Man, I'm genuinely tired of such mindset people
- You need engineers badly enough to spam their dms for days.
- You need engineers badly enough to spend 2 hours a day building your product.
- You need engineers badly enough to call them "founding engineers."
But when it comes to paying them, suddenly it's all about equity, mentorship, coaching, exposure, future upside, and whatever buzzword is trending this week.
"We'll train you."
"We'll coach you."
"We'll invest in you."
Cool, but who's investing in my rent, bills, and time?
What I don't get is how some people genuinely expect others to spend hours every week building their company for free and somehow think they're doing them a favor.
If the work is important enough that you need someone consistently contributing to the product, then the work is important enough to compensate.
Too many people try to dress up unpaid work with fancy titles and startup dreams.

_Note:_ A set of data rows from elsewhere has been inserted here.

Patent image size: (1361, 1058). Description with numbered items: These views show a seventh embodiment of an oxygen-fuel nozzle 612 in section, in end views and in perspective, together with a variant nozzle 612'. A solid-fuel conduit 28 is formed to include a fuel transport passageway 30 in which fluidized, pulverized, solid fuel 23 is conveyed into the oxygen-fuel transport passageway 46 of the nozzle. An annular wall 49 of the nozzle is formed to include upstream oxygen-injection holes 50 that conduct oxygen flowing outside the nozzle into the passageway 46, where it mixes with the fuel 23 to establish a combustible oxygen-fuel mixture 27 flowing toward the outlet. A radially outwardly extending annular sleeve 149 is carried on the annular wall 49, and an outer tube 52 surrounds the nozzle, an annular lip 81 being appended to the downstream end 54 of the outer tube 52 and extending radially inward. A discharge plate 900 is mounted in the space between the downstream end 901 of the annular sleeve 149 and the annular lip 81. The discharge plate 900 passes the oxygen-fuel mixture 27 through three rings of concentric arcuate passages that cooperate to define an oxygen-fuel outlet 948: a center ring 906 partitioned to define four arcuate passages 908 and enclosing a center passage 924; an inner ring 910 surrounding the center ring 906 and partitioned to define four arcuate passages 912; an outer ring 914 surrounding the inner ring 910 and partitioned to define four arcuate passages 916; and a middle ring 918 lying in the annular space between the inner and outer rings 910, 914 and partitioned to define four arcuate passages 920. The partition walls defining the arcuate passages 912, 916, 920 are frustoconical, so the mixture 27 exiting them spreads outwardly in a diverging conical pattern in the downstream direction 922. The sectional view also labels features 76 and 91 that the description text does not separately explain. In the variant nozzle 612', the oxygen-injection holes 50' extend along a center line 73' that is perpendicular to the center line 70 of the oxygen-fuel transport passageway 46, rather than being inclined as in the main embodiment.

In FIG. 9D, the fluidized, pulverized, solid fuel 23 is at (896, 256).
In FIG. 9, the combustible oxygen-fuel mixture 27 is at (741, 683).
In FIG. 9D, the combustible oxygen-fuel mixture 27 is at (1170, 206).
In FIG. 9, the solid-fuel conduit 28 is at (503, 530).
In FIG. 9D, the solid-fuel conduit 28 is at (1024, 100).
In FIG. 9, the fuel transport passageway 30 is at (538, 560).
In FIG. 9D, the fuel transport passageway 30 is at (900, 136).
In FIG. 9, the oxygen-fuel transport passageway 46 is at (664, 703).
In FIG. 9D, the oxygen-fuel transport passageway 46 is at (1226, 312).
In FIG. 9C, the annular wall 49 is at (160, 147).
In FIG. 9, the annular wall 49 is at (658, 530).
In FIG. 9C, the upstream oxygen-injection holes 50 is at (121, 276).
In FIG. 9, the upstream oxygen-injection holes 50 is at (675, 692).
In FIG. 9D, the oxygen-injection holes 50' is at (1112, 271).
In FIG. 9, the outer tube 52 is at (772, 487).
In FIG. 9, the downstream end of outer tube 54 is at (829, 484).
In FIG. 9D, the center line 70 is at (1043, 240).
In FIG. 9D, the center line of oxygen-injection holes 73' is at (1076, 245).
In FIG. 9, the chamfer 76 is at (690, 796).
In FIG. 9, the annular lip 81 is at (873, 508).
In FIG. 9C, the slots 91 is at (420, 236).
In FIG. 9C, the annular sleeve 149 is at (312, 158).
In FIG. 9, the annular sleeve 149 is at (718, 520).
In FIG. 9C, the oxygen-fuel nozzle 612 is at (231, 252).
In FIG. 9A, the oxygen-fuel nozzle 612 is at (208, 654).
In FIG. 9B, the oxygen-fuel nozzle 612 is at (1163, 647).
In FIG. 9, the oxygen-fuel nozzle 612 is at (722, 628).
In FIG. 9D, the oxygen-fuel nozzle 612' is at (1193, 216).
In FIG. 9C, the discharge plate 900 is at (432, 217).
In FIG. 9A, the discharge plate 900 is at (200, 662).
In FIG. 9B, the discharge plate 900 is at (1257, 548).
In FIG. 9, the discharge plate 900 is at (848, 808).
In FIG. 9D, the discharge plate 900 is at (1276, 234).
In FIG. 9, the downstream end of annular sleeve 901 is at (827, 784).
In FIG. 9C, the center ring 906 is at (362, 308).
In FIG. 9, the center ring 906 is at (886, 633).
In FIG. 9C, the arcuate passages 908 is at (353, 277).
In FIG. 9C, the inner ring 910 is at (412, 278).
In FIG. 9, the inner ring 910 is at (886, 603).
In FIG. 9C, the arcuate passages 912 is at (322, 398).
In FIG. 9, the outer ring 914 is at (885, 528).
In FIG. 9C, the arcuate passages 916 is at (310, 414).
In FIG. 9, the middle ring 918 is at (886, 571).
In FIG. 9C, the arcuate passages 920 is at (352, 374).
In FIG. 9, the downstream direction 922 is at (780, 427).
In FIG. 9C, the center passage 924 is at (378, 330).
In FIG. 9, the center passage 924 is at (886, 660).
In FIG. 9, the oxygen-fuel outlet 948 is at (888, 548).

At the end of the day, you're still asking someone to put in real work, take on real responsibilities, and carry the risk while you give them a "maybe it'll be worth something later."
Some founders need to hear this:
Asking people to consistently build your company for free isn't vision. It neither leadership nor entrepreneurship. And not your so called ethics.
It's just expecting other people to absorb the cost and risk of building your business while you keep the rewards on the table for yourself.
If your startup can't afford engineers, be honest about it. But don't dress unpaid work up as a once in a lifetime opportunity and act like you're doing people a favor.